Using Craftybase as your Manufacturing Dashboard solution
Craftybase is production scheduling software built specifically for small-batch makers. It includes a manufacturing dashboard as part of its core feature set, with no configuration required.
The Craftybase dashboard gives you real-time visibility into production output, inventory levels, material costs, and COGS / COGM. Orders from your connected channels (Etsy, Shopify, Amazon, and more) sync automatically, so your data is always current.
Additional features include batch tracking, material usage tracking, reorder alerts, and profit and loss reporting.

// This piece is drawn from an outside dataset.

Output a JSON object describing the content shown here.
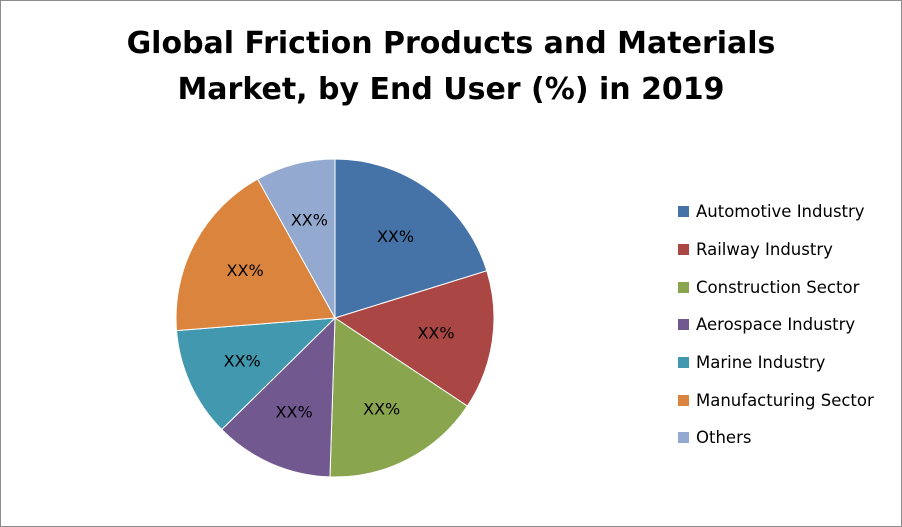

Try Craftybase free for 14 days with no credit card required.
Frequently Asked Questions
What is a manufacturing dashboard?
A manufacturing dashboard is a visual display of your key production data, including materials on hand, batch output, order fulfilment rate, and costs, updated in real time or on a regular schedule so you can see what's happening in your business at a glance.
What KPIs should a small-batch maker track on a manufacturing dashboard?
The four most useful KPIs for small-batch makers are production cycle time (how long each batch takes), material usage vs. plan (actual vs. recipe amounts to catch waste), order fulfilment rate (percentage shipped on time), and COGS per batch (total cost to produce one batch, which determines whether your pricing is profitable).
Can I create a manufacturing dashboard in Excel?
Yes. A spreadsheet dashboard is a reasonable starting point for low-volume businesses. The main limitations are that data entry is manual, formulas can break, and reconciling orders from multiple sales channels becomes time-consuming. Most makers find a spreadsheet stops working reliably somewhere around 50-150 orders per month, at which point manufacturing software makes more sense.
What's the difference between a manufacturing dashboard and an ERP system?
A manufacturing dashboard is a visual reporting layer that surfaces key metrics from your operational data so you can see what's happening. An ERP system is an enterprise platform that manages all business processes (finance, HR, procurement, production) in one integrated system. ERP systems are built for large manufacturers with complex operations and typically cost tens of thousands of dollars. For small-batch makers, purpose-built tools like Craftybase give you the visibility you need without the enterprise overhead.
Does Craftybase include a manufacturing dashboard?
Yes. Craftybase includes a built-in manufacturing dashboard as part of its core feature set. It gives you real-time visibility into production output, materials on hand, order fulfilment, and COGS, with data syncing automatically from your connected sales channels (Etsy, Shopify, Amazon, and more). No separate dashboard setup is required.
Conclusion
A manufacturing dashboard is a practical tool for any small-batch maker who wants to stop reacting to problems and start seeing them coming. It doesn’t have to be sophisticated. What matters is that it gives you fast answers to the questions you’re already asking.
Start with the metrics that directly affect your production decisions, keep it simple, and review it consistently. Whether you build it in a spreadsheet or use purpose-built manufacturing software, the habit of checking your numbers regularly is what turns data into better decisions.